Benvenuto o meno, Erdoğan è sbarcato a Roma come il più potente
dei Presidenti, visti i tremilacinquecento poliziotti che blindano la città,
dall’area attorno piazza San Pietro al Quirinale, passando per palazzo Chigi,
dove incontra i rappresentanti della Città del Vaticano e dello Stato Italiano:
papa Francesco, il presidente Mattarella, il premier Gentiloni. Dei colloqui si
saprà poco nell’immediato, visto che il protocollo non ha previsto né
conferenze stampa né tantomeno presenze di giornalisti, tanto che alcune
associazioni di categoria come Articolo
21 hanno sollevato proteste, mentre la comunità kurda di Roma e circoli
dell’opposizione hanno organizzato un sit-in di protesta nei giardini di Castel
Sant’Angelo. Il presidente-sultano continua a tenere la scena internazionale e
mediatica: col pontefice parla della questione di Gerusalemme, tema sollevato dall’amministrazione Trump con la
proposta-choc di renderla capitale di Israele, e parlerà dei profughi siriani.
Quelli già sparsi in tanti Paesi, e da anni massicciamente in Turchia; quelli
che potrebbero ulteriormente crearsi a seguito dell’ulteriore frazionamento del
territorio, che subisce le mire turche con l’azione contro l’enclave di Afrin.
Qui i kurdi del Rojava hanno lanciato il loro grido di dolore,
per l’attacco alle postazioni con cui le proprie unità hanno tenuto testa ai
jihadisti dell’Isis e, dal 19 gennaio scorso, si vedono colpite dall’assalto
turco dai proclami sionisti
(l’operazione è chiamata “Ramoscello d’ulivo”). I contendenti offrono un soggetivo
quadro degli effetti, comunque deleteri, verso la popolazione civile e anche militante,
visto ciò che è stato riferito sul corpo violato della guerrigliera kurda Barin
Kobani. Esiste di fatto una sperequazione fra il migliaio di “neutralizzati”

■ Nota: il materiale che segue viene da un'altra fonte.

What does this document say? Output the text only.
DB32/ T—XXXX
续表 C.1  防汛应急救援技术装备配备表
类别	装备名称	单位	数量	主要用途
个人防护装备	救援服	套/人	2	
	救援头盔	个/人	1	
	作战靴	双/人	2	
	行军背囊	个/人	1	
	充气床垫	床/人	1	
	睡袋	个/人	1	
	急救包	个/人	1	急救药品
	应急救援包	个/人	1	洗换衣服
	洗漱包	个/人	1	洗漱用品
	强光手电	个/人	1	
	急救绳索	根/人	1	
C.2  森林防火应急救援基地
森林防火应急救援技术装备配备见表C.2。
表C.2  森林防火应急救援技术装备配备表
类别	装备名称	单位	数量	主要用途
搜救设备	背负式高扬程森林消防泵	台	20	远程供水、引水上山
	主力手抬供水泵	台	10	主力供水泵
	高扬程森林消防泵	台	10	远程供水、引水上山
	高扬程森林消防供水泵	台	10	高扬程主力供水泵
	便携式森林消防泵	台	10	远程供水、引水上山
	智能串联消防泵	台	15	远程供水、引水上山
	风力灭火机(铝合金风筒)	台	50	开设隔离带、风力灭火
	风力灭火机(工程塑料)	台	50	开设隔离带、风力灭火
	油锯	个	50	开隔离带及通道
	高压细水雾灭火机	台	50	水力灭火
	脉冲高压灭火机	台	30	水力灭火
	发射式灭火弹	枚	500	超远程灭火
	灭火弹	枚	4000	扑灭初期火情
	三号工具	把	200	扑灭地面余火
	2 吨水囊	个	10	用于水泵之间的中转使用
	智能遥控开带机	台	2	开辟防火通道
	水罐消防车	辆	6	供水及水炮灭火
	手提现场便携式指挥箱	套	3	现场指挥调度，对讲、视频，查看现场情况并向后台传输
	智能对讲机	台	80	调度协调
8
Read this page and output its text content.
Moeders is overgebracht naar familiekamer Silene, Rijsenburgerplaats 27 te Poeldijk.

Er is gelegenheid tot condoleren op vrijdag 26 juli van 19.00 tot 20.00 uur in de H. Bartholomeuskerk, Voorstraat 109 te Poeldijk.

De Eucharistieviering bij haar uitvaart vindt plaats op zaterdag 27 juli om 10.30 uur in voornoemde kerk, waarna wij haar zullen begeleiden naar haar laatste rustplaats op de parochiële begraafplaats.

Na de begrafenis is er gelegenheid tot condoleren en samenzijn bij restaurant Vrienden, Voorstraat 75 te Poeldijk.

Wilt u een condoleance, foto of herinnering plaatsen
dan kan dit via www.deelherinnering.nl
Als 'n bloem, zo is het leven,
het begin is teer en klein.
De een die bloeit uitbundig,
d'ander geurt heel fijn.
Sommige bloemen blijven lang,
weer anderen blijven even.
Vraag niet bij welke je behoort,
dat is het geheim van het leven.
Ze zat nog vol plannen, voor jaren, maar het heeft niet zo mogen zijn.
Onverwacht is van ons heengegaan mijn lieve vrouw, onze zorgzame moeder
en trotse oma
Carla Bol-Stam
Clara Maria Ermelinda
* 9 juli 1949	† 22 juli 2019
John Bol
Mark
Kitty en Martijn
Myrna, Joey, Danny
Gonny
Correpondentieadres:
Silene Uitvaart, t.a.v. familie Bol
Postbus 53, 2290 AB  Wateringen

propagandati da Ankara e le 140 vittime dichiarate da parte kurda. Comunque,
notizie soggettive a parte, non è solo sui numeri che si deve riflettere per
sottolineare come Erdoğan stia inglobando una frazione territoriale del Rojava per
estirparne i nuclei combattenti, mentre l’esercito turco afferma di compiere
un’operazione antiterroristica contro l’Isis (che in quell’area non c’è da
tempo) e il Pkk, inteso come militanti del Pyd considerati una loro costola. Tutto
ciò, però, non accade per caso. Sullo scacchiere siriano, dove il conflitto non
è affatto concluso, sono in atto affari privati del fronte pro Asad, con Mosca
che ha patteggiato con Ankara un via libera all’intervento anti kurdo. Alcuni
analisti sostengono come nel frazionamento occidentale della Siria, deciso,
passo dopo passo, negli incontri di Astana i russi siano interessati a
posizionarsi a Idlib.
Quanto la Santa Sede possa impedire tutto questo si pone a metà
strada fra il mistero e il miracolo. La geopolitica prosegue il suo corso,
mentre le altre Istituzioni visitate dall’autocrate turco, presidente e premier
italiani, dovrebbero assumere un ruolo diplomatico di mediazione nei confronti
di altri partener occidentali: dall’imprevedibile plenipotenziario
d’Oltreoceano, all’asse politico franco-tedesco. Ma l’opzione dell’ingresso in
Europa è da tempo fuori dall’agenda di Erdoğan, invece all’alleanza militare
Nato desta preoccupazione la sua cocciutaggine, la mania di grandezza e il
triplo giochismo con cui fa e disfa secondo personali opportunità delle
circostanze. Sulla delicatissima questione dei diritti violati, quelli della
minoranza kurda che, oltre alla repressione carceraria rivive l’eliminazione
fisica dei cittadini, delle opposizioni e della libertà d’espressione della
stampa, l’Unione Europea potrebbe sollevare proteste o più incisive pressioni economico-commerciali.
Ma sono proprio gli ingranaggi del business che bloccano iniziative del genere
- accade con molti autocrati - e accade ancor più con Erdoğan. Il nostro Paese,
ad esempio, è il terzo cliente della Turchia, impegnato con 20 miliardi di
dollari d’affari, difficilmente Gentiloni e Mattarella anteporranno i diritti
dei kurdi a quello dei capitali impegnati e in itinere. E pure i pensieri di
Francesco probabilmente poco potranno per Afrin e le sue genti.